This glossary defines key terms used in Slater and Webflow JavaScript workflows so your team has a shared, unambiguous vocabulary.

Core terms (A–Z)

  • AI assist: Slater’s capability to help write, refactor, and document code within your project context.
  • Bundle: A group of files loaded together; in Slater, you can control file order.
  • CMS (Webflow CMS): Webflow’s content system; custom JS often reads or filters CMS‑rendered elements.
  • Deployment: Publishing Slater files to staging or production so Webflow pages load the latest scripts.
  • Environment: Staging vs. production contexts. Slater separates these to test safely before going live.
  • Load order: The sequence scripts execute.

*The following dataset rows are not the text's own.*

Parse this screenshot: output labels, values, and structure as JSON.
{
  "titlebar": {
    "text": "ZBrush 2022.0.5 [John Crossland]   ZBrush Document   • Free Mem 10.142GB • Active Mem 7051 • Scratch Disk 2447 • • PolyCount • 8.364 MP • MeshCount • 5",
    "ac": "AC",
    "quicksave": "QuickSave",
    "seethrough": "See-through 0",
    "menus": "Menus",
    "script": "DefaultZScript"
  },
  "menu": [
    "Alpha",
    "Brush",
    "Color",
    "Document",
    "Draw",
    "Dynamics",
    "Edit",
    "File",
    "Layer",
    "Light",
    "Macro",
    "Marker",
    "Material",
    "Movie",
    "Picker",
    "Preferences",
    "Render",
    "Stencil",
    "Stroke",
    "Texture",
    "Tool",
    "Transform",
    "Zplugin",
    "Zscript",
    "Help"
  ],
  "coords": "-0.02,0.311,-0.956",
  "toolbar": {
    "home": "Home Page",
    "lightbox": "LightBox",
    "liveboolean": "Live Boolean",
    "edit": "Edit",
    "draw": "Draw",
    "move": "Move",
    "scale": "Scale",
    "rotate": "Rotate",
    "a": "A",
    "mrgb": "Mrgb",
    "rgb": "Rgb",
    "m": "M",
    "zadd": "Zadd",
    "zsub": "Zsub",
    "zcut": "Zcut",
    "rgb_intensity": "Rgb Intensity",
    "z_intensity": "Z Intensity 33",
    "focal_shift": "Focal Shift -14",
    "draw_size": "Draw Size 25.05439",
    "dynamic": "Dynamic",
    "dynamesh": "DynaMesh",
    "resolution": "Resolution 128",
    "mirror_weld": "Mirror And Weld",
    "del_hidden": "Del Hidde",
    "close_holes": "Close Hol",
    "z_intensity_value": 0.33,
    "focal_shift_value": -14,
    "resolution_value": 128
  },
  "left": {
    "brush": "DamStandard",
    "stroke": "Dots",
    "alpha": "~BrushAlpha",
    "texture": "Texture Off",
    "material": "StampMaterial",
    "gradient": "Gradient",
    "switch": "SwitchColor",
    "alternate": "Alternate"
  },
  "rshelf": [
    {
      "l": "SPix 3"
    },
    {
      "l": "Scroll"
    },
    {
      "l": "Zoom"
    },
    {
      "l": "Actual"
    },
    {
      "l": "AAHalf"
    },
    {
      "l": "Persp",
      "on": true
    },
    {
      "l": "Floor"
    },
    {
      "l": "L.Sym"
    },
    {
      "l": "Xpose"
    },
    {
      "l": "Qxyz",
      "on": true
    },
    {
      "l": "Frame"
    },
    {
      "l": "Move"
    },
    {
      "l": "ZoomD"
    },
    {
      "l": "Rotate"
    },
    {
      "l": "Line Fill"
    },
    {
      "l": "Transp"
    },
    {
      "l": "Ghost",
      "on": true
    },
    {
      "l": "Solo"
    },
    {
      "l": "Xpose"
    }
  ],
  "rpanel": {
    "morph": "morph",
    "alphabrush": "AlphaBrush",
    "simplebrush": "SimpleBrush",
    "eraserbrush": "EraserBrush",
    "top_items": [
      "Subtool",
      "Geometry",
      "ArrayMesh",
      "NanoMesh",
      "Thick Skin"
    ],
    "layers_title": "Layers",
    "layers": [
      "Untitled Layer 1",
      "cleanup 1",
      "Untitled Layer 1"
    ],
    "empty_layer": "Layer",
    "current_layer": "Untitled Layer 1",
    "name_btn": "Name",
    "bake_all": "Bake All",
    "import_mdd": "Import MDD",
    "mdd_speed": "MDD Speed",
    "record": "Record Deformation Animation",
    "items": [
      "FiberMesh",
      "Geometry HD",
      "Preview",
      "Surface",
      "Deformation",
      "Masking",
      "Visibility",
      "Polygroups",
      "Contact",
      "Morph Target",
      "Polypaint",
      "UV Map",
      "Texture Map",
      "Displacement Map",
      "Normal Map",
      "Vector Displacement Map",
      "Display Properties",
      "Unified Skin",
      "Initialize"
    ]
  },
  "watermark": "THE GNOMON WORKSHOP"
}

In Slater, you set this explicitly to manage dependencies.
  • Minification: Removing whitespace and shortening names to reduce file size; can improve load times.
  • Obfuscation: Transforming source code to make it harder to read casually; used to reduce copy risk, not as a security boundary.
  • Page targeting: Choosing which Slater files run on which Webflow pages or templates.
  • Script scope: What DOM and data your code can access at runtime (e.g., after Webflow finishes rendering).
  • Smart Script: The single embed you paste into Webflow that auto‑detects staging vs. production and loads the right files.
  • Staging: Your webflow.io domain where you test changes safely.
  • Production: Your live custom domain where end users see changes.
  • Webflow API: Interfaces Slater may use to discover pages or project data; availability depends on what the API exposes.
  • Throttling/debouncing: Patterns to limit how often functions run during events like scroll or resize.
  • Selectors: CSS or DOM queries used by your scripts to target elements.

How this glossary helps

  • Faster onboarding: New teammates learn Slater and Webflow terms quickly.
  • Fewer missteps: Shared language around environments and load order prevents production surprises.

FAQ
Q: Does obfuscation protect secrets?
A: No. Never store secrets in client‑side code. Use server‑side storage or secure proxies.

Q: Do I need to minify in Slater?
A: It’s optional; enable it when you want smaller production payloads.

Q: Where should I start if I’m new to Slater?
A: Follow the quick start and getting started guides, then explore load order and security best practices.